2 In 1625 Cassiano del Pozzo saw in the Cabinet des Peintures at Fontainebleau “…un quadretto, un po bislong, nel quale è una Disputa fra le Muse e l’altre sorelle che da esse furon converite in gazzere,…” which he said was by Rosso (Pozzo-Müntz, 1886, 268; Kusenberg, 1931, 102, 201, n. 232).

This report has been associated with the small picture in the Louvre.  The provenance of the Louvre painting does not place it at Fontainebleau early in the seventeenth century but there is confusion here and it could, nevertheless, have been the picture Del Pozzo saw.  But he may have seen another painting.

3 In a list of paintings offered to “his Majesty” early in the seventeenth century titled “Copie of a note given me by James Bapta Cresentio touching pictures” there is given (Sainsbury, 1859, 354-355, no.
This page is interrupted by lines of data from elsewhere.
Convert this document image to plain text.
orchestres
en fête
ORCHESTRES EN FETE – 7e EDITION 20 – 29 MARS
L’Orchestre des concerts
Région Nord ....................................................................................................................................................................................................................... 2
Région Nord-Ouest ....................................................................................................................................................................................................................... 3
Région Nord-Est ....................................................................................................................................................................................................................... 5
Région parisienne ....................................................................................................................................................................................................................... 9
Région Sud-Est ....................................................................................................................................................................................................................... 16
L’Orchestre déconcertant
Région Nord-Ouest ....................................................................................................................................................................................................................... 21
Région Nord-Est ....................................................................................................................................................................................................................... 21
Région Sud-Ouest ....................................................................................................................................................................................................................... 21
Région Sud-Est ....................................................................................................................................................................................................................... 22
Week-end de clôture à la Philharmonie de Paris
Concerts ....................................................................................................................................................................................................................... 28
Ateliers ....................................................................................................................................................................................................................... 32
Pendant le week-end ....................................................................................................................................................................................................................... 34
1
CXXXIX, as “[Indorsed by Carleton]”): “The challenge of the Goddesses and Muses, by the hand of Roso, 400 ducats.”

Sainsbury dated this list “? about 1614” in which case “his Majesty” to whom the pictures were offered for sale in a paragraph following the list was James I. Shearman, 1965, II, 217, under Cat. no. 32, identified the seller as the Roman Conte Giovanni Battista Crescenzi, who was either the owner of the listed pictures or an intermediary.

The title and attribution of the painting suggest that it is related to Caraglio’s engraving and this reference to it has been given as part of the provenance of the small painting in the Louvre, which has also been related to the picture that Cassiano del Pozzo saw at Fontainebleau in 1625. It is unlikely that the picture offered to the king was actually by Rosso. It is also unclear that it was the same picture that was at Fontainebleau in 1625.